On est presque sûr que les Vikings aient abordé les côtes de Terre-Neuve, du Labrador et peut-être aussi de la Côte-Nord vers l’an 1000, c’est seulement le 19 août 1535 que Jacques Cartier découvre pour les Européens le nouveau continent. Ces terres commencent à se peupler peu à peu mais on n’en reconnaît pas tout de suite les possibilités commerciales.

Ce n’est que vers 1625 que le Cardinal Richelieu prend la décision de les exploiter « au sérieux ». À cette époque, la principale richesse des terres (l’or manquant) est la fourrure.

Dès 1650, une assez respectable quantité de postes de traite sont organisés au fil du long ruban de terre, bordant le Saint-Laurent dans lesquels les tribus locales échangent des peaux de bêtes.

traite des fourrures

Les navires français repartent chargés de fourrure et les affaires s’avérant assez lucratives, les autorités de la Nouvelle France créent la première vaste chasse gardée, réservée au commerce exclusif des fourrures.
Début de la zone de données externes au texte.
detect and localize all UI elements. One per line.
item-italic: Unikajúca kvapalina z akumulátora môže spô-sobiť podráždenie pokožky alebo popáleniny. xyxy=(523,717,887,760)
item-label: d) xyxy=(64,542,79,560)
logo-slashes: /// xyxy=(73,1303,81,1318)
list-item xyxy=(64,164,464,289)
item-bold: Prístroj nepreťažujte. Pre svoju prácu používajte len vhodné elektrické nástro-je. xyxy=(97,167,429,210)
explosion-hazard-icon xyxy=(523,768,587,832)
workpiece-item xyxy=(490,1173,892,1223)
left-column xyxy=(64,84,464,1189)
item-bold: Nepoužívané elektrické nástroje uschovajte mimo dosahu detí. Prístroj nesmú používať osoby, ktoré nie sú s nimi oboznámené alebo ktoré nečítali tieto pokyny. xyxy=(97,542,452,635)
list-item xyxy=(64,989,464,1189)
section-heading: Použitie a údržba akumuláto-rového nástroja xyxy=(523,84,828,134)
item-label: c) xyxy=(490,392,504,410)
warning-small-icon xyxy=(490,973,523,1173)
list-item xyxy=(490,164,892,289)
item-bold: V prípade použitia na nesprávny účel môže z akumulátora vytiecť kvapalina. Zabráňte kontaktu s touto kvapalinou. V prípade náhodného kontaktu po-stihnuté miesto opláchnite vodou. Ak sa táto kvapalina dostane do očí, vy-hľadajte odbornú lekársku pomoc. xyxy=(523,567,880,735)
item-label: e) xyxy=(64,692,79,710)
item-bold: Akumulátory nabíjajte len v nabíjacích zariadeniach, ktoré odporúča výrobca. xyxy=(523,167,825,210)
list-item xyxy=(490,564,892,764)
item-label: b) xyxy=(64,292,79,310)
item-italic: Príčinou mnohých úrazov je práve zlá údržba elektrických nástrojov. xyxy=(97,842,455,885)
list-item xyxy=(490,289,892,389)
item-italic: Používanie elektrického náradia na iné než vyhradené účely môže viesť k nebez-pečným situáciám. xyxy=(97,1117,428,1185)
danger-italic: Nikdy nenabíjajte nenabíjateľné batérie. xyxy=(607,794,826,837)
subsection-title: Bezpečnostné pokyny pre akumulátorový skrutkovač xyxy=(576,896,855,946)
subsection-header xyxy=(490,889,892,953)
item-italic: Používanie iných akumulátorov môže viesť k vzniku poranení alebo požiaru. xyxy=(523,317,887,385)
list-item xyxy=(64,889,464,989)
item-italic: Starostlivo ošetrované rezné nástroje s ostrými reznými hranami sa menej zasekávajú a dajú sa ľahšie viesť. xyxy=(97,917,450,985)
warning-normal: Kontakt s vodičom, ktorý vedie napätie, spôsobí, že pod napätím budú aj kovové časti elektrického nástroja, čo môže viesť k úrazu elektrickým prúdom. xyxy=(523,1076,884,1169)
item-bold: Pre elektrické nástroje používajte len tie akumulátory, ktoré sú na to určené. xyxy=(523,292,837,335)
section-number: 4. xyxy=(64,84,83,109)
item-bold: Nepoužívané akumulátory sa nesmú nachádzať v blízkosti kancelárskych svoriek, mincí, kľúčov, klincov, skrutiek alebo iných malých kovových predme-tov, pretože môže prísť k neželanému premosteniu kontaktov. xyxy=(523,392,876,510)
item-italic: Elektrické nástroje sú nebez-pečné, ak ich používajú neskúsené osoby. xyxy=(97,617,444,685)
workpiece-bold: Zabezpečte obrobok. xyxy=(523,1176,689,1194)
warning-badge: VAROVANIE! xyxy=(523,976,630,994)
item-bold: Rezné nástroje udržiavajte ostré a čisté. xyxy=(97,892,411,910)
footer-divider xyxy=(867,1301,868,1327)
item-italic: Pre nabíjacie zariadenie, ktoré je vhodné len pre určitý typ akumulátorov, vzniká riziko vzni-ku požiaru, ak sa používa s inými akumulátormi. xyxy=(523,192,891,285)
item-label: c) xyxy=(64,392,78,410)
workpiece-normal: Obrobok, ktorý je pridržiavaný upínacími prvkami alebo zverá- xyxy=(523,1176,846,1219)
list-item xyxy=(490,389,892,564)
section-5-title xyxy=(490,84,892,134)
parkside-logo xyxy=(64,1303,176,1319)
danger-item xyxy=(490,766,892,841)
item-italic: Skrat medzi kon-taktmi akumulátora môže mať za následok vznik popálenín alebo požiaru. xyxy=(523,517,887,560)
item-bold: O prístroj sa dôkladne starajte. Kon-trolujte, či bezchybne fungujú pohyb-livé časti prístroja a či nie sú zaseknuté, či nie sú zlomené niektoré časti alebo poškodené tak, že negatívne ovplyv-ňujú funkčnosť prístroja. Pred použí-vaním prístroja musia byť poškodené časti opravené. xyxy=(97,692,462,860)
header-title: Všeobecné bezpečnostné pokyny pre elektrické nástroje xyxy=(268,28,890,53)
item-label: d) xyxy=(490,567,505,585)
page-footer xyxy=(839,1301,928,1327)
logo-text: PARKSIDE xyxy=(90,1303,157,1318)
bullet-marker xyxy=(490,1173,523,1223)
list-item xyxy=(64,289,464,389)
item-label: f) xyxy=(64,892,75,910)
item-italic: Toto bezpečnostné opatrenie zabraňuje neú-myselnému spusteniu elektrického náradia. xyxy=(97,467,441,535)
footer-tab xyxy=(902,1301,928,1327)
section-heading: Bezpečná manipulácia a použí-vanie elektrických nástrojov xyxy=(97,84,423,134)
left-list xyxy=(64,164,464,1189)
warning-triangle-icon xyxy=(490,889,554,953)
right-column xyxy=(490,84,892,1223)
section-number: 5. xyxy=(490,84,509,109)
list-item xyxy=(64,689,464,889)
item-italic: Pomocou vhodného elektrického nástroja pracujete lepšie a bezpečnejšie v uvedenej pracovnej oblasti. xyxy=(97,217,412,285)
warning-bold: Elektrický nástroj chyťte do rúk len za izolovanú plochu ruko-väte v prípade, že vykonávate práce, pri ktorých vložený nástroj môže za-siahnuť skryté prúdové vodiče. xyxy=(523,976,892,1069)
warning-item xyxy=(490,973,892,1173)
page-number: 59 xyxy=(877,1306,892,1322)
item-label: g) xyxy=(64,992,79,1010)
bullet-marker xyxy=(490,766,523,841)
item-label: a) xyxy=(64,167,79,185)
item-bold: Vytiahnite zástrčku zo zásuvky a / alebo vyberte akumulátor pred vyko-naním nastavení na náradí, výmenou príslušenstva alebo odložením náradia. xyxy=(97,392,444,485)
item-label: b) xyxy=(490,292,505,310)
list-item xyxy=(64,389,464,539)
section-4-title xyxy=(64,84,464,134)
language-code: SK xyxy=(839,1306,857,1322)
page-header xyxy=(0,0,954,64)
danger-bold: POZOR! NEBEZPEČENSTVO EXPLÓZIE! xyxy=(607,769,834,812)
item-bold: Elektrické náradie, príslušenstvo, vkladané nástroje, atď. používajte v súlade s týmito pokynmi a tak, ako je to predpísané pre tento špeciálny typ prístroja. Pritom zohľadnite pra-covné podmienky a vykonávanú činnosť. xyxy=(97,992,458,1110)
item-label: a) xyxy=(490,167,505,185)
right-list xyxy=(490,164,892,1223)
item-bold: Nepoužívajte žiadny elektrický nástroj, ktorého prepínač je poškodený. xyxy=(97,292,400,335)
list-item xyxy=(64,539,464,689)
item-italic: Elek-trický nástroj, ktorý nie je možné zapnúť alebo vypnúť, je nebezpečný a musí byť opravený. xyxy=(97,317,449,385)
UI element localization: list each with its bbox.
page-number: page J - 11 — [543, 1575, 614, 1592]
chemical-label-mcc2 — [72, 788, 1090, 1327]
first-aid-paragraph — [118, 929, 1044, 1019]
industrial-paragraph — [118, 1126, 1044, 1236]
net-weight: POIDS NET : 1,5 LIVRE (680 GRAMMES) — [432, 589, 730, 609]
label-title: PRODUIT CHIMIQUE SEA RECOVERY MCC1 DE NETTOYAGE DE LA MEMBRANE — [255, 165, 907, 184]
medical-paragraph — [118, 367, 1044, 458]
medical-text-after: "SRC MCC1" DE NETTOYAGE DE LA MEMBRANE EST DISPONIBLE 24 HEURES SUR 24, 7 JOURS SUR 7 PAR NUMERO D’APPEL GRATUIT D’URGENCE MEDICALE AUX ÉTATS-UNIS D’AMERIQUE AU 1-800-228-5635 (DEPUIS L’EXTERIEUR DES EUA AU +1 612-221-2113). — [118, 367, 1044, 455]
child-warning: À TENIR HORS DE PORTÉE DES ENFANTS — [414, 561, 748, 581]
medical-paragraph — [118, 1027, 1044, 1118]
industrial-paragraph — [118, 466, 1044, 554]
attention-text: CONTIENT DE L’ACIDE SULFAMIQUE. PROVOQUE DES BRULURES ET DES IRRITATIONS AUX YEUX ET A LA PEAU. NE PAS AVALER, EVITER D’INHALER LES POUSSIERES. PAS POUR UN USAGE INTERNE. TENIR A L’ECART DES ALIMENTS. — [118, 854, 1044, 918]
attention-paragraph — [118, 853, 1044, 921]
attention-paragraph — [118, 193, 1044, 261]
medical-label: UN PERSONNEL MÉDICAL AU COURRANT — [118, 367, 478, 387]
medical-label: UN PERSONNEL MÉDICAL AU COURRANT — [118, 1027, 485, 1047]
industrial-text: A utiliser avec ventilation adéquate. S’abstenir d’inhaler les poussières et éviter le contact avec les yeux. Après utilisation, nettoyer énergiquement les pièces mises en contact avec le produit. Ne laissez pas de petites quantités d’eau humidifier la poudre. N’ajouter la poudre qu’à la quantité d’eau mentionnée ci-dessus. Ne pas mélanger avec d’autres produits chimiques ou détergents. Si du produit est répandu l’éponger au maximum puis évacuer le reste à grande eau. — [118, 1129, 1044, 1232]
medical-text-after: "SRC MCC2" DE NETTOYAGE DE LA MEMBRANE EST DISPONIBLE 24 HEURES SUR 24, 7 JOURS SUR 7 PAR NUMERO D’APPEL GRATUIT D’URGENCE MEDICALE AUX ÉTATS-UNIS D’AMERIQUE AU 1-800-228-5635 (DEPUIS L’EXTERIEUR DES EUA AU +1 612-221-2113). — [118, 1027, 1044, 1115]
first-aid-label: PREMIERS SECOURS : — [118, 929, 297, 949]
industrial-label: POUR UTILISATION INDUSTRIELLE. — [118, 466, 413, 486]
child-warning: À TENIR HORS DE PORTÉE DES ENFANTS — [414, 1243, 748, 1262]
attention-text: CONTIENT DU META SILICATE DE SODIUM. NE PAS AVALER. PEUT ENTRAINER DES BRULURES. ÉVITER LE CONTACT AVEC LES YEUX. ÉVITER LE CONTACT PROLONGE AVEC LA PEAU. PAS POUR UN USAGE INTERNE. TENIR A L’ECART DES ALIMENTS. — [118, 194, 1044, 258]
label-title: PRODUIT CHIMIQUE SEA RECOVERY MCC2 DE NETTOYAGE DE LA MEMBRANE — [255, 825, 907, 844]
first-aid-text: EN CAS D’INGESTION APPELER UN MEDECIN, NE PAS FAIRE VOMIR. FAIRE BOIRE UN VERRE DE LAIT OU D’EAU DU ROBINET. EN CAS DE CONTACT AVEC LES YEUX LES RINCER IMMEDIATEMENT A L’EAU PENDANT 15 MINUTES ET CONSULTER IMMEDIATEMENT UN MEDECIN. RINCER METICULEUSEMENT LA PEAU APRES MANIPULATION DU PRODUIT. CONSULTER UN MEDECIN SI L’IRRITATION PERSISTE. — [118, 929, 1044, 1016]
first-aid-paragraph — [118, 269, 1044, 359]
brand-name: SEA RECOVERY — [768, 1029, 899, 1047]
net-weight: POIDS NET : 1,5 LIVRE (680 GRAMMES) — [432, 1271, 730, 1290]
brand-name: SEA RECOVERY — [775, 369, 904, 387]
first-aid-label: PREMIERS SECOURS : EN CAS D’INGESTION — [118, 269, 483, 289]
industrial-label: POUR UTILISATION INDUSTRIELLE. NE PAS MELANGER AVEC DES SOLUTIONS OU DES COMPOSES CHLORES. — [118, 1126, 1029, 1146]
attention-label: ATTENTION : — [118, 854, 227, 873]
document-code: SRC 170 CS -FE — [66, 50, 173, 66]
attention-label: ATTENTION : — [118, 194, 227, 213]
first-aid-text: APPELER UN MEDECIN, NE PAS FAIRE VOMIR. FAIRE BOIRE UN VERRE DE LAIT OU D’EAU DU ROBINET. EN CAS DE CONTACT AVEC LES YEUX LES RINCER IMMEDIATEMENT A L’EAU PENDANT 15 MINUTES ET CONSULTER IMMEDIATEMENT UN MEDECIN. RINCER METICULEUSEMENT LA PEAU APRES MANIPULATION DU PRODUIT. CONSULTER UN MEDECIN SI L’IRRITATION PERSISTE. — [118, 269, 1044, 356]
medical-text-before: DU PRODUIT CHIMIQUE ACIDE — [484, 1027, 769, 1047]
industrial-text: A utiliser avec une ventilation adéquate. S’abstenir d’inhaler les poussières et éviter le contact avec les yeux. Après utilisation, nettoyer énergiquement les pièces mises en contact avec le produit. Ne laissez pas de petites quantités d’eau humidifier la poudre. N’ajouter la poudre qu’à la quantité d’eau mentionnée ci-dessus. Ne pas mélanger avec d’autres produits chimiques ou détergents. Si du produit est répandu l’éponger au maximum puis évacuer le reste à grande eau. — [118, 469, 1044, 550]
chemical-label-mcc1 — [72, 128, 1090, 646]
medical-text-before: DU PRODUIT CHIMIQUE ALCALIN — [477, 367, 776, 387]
C’est le Domaine du Roy, qui regroupe des régions du Saguenay, du Lac-Saint-Jean et de la Côte-Nord. Le peuplement n’y est pas permis, seuls un petit nombre de commerçants autorisés à traiter avec les autochtones peuvent y ont acceder.

Un poste de traite est érigé à Sept-Îles et M. François Bissot  est le premier Français à s’y installer en 1661. Puis il devient concessionnaire d’un fief comprenant l’île aux Œufs, Sept-Îles et la terre ferme de Mingan.

En 1679, Louis Jolliet fonde un poste de traite à l’embouchure de la rivière Moisie et lance la pêche commerciale.

Le commerce des fourrures devient une proie convoitée par d’autres, dont l’Angleterre. En 1692, par exemple le poste de Sept-Îles est attaqué par deux vaisseaux anglais, démoli et reconstruit. En 1693, l’amiral britannique William Phipps détruit l’ensemble des bâtiments du poste de  traite et en 1723, des maraudeurs anglais détruisent le poste de traite une fois de plus.

Un inventaire effectué en 1786 décrit les Sept-Îles : Un logis, un magasin de marchandises sèches, un entrepôt de denrées comestibles, une boutique de tonnelier, une étable, une boulangerie avec four à pain, une remise à canots, un quai.

Après la Conquête, le commerce des fourrures ne disparaît guère et le Québec continue d’être le centre de commerce des pelleteries.

C’est John Jacob Astor, né en Allemagne, qui s’est fait émigrer en Amérique à l’âge de vingt ans et qui s’y intéressé au commerce des fourrures qui fonde la Compagnie américaine de fourrures ou Compagnie du Pacifique. C’est à Montréal surtout qu’il recrute son personnel de voyageurs, trappeurs, canotiers ou coureurs de bois, la plupart de ces rudes gars étaient Canadiens français.

M. Astor affirmait qu’il un Canadien à trois Américaines pour conduire un canot dans la zone des fourrures. Chaque automne des douzaines des jeunes gens de la ville de Montréal et des environs partent en canots vers Michillimakinac, Grand Portage ou Niagara et ne reviennent qu’en mai ou juin avec de riches cargaisons de pelleteries.